Darcy pareció un poco avergonzado de la mala educación de su tía, y no contestó.
Cuando acabaron de tomar el café, el coronel Fitzwilliam recordó a Elizabeth que le había prometido tocar, y la joven se sentó en seguida al piano. El coronel puso su silla a su lado. Lady Catherine escuchó la mitad de la canción y luego siguió hablando, como antes, a su otro sobrino, hasta que Darcy la dejó y dirigiéndose con su habitual cautela hacia el piano, se colocó de modo que pudiese ver el rostro de la hermosa intérprete. Elizabeth reparó en lo que hacía y a la primera pausa oportuna se volvió hacia él con una amplia sonrisa y le dijo:





––¿Pretende atemorizarme, viniendo a escucharme con esa seriedad? Yo no me asusto, aunque su hermana toque tan bien. Hay una especie de terquedad en mí, que nunca me permite que me intimide nadie. Por el contrario, mi valor crece cuando alguien intenta intimidarme.
––No le diré que se ha equivocado ––repuso Darcy–– porque no cree usted sinceramente que tenía intención alguna de alarmarla; y he tenido el placer de conocerla lo bastante para saber que se complace a veces en sustentar opiniones que de hecho no son suyas.
Elizabeth se rió abiertamente ante esa descripción de sí misma, y dijo al coronel Fitzwilliam:
––Su primo pretende darle a usted una linda idea de mí enseñándole a no creer palabra de cuanto yo le diga. Me desola encontrarme con una persona tan dispuesta a descubrir mi verdadero modo de ser en un lugar donde yo me había hecho ilusiones de pasar por mejor de lo que soy. Realmente, señor Darcy, es muy poco generoso por su parte revelar las cosas malas que supo usted de mí en Hertfordshire, y permítame decirle que es también muy indiscreto, pues esto me podría inducir a desquitarme y saldrían a relucir cosas que escandalizarían a sus parientes.
––No le tengo miedo ––dijo él sonriente.
––Dígame, por favor, de qué le acusa ––exclamó el coronel Fitzwilliam––. Me gustaría saber cómo se comporta entre extraños.
––Se lo diré, pero prepárese a oír algo muy espantoso. Ha de saber que la primera vez que le vi fue en un baile, y en ese baile, ¿qué cree usted que hizo? Pues no bailó más que cuatro piezas, a pesar de escasear los caballeros, y más de una dama se quedó sentada por falta de pareja. Señor Darcy, no puede negarlo.

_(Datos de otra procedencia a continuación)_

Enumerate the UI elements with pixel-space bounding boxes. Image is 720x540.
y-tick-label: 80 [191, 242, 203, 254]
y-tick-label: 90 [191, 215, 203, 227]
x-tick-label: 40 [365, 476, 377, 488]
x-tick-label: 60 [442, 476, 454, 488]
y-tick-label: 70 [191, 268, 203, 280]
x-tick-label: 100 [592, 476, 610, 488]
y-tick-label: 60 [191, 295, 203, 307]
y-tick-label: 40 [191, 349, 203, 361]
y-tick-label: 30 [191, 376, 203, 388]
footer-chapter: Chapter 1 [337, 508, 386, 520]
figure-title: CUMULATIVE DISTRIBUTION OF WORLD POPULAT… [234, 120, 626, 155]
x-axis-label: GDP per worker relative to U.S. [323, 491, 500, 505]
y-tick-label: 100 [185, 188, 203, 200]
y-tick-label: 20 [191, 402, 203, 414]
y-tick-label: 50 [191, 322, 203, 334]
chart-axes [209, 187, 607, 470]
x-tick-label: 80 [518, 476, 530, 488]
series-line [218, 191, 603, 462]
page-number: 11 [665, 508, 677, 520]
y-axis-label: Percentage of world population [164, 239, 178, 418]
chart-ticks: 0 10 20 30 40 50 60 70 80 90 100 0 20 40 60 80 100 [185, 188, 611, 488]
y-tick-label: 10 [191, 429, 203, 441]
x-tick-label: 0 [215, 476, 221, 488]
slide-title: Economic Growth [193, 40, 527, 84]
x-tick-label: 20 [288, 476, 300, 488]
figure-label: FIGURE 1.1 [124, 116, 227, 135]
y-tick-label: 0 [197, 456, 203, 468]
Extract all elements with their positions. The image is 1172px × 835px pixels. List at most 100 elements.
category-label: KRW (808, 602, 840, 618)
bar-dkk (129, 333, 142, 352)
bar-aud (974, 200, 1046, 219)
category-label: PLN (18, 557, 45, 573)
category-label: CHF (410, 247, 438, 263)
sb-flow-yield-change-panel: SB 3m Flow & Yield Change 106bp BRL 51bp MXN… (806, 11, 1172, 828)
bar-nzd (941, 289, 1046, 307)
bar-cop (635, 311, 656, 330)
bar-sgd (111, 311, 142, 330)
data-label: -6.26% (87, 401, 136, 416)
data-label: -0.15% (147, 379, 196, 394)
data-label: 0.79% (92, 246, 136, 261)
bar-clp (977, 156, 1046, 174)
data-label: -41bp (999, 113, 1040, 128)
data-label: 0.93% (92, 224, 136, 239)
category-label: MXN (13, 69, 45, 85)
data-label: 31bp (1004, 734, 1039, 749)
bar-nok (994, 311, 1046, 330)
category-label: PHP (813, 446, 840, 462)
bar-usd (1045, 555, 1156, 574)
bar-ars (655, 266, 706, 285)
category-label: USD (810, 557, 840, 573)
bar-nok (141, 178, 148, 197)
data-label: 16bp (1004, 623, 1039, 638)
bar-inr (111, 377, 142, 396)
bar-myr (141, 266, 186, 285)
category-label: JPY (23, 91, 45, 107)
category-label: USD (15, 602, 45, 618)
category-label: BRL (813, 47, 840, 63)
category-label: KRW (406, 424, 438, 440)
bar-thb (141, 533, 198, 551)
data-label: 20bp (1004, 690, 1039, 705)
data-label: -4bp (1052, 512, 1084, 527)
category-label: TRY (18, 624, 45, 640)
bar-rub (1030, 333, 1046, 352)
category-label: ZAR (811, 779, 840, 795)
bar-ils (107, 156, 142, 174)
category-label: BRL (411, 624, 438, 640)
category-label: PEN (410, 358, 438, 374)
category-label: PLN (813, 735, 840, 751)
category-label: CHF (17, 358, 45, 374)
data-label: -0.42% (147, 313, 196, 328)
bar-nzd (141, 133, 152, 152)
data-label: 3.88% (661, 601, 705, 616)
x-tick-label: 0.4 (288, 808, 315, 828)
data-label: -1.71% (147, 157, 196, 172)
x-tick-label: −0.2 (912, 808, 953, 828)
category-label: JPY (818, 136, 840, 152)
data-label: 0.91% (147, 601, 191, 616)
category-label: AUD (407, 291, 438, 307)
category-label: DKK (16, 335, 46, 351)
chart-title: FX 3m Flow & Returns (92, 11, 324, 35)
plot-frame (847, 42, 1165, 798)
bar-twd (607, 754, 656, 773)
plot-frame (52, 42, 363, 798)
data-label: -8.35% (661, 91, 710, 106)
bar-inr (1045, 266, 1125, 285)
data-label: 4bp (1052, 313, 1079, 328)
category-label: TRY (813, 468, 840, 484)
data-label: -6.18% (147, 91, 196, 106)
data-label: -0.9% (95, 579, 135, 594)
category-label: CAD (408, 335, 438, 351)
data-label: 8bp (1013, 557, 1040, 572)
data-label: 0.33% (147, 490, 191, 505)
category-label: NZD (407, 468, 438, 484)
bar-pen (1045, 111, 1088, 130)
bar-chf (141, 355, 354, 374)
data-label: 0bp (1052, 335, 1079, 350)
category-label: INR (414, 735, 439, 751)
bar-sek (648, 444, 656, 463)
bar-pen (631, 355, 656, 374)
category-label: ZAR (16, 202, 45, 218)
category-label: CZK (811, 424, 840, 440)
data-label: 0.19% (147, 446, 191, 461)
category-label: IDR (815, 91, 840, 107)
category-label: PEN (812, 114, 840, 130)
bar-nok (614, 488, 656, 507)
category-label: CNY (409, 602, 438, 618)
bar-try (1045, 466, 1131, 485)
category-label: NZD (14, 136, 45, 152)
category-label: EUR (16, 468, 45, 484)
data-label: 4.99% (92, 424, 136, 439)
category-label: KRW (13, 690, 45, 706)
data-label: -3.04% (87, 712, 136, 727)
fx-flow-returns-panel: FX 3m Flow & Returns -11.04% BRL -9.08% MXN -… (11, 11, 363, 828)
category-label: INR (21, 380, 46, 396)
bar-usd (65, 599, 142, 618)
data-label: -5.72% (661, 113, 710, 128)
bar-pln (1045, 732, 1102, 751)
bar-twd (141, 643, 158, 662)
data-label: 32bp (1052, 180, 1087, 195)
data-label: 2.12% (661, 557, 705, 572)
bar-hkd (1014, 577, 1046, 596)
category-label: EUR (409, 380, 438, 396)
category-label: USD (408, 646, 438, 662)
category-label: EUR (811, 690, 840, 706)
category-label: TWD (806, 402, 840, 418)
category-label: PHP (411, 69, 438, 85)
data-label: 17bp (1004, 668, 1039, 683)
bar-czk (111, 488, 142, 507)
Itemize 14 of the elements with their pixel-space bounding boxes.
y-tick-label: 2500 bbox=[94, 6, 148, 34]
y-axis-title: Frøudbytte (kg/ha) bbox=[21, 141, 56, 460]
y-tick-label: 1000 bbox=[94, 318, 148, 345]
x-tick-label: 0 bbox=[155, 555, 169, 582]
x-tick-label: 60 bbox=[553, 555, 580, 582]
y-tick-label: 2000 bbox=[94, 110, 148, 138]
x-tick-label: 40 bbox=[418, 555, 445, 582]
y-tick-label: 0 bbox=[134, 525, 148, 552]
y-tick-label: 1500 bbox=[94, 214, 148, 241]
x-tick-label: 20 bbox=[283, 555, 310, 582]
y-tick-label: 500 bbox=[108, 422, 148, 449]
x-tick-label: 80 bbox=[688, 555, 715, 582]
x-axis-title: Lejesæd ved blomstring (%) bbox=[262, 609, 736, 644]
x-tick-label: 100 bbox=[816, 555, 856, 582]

––No tenía el honor de conocer a ninguna de las damas de la reunión, a no ser las que me acompañaban.
––Cierto, y en un baile nunca hay posibilidad de ser presentado... Bueno, coronel Fitzwilliam, ¿qué toco ahora? Mis dedos están esperando sus órdenes.
––Puede que me habría juzgado mejor ––añadió Darcy–– si hubiese solicitado que me presentaran. Pero no sirvo para darme a conocer a extraños.
––Vamos a preguntarle a su primo por qué es así ––dijo Elizabeth sin dirigirse más que al coronel Fitzwilliam––. ¿Le preguntamos cómo es posible que un hombre de talento y bien educado, que ha vivido en el gran mundo, no sirva para atender a desconocidos?
––Puedo contestar yo mismo a esta pregunta ––replicó Fitzwilliam–– sin interrogar a Darcy. Eso es porque no quiere tomarse la molestia.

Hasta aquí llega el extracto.